Vom Abendmahl hatte ich zeit meines Lebens bestimmt schon hunderte Male genommen. Aber es dort abzuhalten, wo ich normalerweise mit meiner Familie die Mahlzeiten einnahm und mich unterhielt, betonte das Familiäre am Abendmahl. Das war mir vorher nie aufgefallen, und ich schätzte es sehr.
Eines Sonntags, als ich auf den Knien die Worte sprach: „Wir bitten dich im Namen deines Sohnes, Jesus Christus“ (Moroni 4:3), fiel mein Blick auf meinen lieben vierjährigen Sohn gleich neben mir. Er hatte die Arme verschränkt, lauschte dem Gebet und sah unschuldig und friedlich aus.
Mit diesem außerordentlichen Anblick vor Augen fuhr ich mit dem Gebet fort. Bei den Worten „des Leibes deines Sohnes“ kam mir eine Frage in den Sinn. Wie würde es sich wohl anfühlen, wenn ich meinen unschuldigen Sohn bereitwillig opfern und ihn unbegreiflichem Schmerz und Leid aussetzen würde?
Mit einem Wort: unvorstellbar!
Ich fuhr mit dem Gebet fort, sann über die hypothetische Frage aber weiter nach. Bei den Worten „den Namen deines Sohnes auf sich zu nehmen“ schoss mir eine weitere Frage durch den Kopf. Gott ist ein Vater – wie auch ich. Wie nur konnte er seinen Sohn als Opfer hingeben? Mein Blick schweifte nun über sämtliche Mitglieder meiner Familie. Wir alle waren auf das Abendmahl dringend angewiesen.
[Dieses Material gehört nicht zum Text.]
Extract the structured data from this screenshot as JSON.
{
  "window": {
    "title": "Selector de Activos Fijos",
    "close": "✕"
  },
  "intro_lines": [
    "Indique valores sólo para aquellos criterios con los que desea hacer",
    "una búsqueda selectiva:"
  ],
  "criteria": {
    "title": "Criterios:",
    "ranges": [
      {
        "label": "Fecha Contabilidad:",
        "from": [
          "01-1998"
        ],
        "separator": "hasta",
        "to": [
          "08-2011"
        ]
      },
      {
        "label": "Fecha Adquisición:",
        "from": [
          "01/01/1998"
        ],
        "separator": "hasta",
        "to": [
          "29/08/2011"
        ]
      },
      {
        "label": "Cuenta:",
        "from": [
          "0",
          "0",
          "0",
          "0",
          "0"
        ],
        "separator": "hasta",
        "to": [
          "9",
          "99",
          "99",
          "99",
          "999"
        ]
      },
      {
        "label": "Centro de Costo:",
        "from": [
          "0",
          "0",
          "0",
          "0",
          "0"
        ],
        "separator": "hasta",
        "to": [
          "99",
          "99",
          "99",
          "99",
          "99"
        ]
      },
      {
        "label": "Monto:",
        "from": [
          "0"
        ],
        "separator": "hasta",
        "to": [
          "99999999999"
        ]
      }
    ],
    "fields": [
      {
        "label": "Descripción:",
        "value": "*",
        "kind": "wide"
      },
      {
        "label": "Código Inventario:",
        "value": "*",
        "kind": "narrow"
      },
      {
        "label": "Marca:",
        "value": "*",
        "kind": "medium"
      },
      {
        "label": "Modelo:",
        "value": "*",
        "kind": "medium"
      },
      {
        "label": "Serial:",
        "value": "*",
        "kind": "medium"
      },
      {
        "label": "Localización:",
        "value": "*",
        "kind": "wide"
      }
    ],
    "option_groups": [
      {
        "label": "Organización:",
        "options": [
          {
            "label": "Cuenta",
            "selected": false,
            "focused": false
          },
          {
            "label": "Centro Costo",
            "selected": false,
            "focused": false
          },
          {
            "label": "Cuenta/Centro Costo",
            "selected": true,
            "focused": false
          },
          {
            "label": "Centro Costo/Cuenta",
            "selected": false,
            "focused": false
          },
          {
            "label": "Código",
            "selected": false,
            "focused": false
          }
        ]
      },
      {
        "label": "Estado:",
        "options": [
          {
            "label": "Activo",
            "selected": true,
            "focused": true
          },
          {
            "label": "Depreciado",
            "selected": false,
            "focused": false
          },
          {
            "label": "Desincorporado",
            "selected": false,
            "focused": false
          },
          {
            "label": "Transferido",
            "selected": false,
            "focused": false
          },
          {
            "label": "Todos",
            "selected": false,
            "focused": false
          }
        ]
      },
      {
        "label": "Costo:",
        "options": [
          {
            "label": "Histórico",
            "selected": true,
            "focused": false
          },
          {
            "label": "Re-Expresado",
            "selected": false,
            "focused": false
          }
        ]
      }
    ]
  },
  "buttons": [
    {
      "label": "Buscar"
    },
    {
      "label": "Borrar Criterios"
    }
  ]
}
Da erhielt ich die einfache und zugleich tiefgründige Antwort: weil Gott uns so sehr liebt (siehe Johannes 3:16).
Es war, als hätte sich der Himmel kurz geöffnet, um uns einen kleinen Schimmer der reinen Liebe unseres Vaters im Himmel zu zeigen. Diese Liebe ist so unvorstellbar groß, dass er seinen wahrhaft unschuldigen, vollkommenen Sohn für uns, seine weiteren Kinder, hingegeben hat.
Können wir denn angesichts dieses Opfers – auch wenn das Leben schwierig und ungerecht ist und wir mit einer todbringenden Pandemie, geschrumpftem Wirtschaftswachstum, Bürgerunruhen, weitverbreitetem Unglauben und allgemeiner Unsicherheit konfrontiert sind – ernsthaft an der Liebe zweifeln, die er für uns empfindet?
Das Abendmahl soll uns diese tiefgreifende und beständige Liebe Woche für Woche in Erinnerung rufen, auf dass wir sie niemals vergessen mögen. Wenn wir regelmäßig an die unvergleichliche Gabe denken, die uns der Vater im Himmel durch seinen Sohn geschenkt hat, können wir Trost finden und der Versuchung widerstehen, in schwierigen Zeiten an der Liebe des Vaters oder seinem Interesse an uns zu zweifeln.
Das Abendmahl kommt mir jetzt unvollständig vor, wenn ich nicht tatsächlich miteinbeziehe, dass Gott unser ewiger Vater ist und beim Sühnopfer Jesu Christi eine tragende Rolle spielt. Das Abendmahl erinnert mich stets daran, dass Jesus Christus für mich gestorben ist, und bringt zum Ausdruck, wie sehr der Vater im Himmel mich liebt.
Diese Erfahrung hat mich viel über die Liebe gelehrt. Daher wird mir das Abendmahl zuhause immer lieb und teuer sein.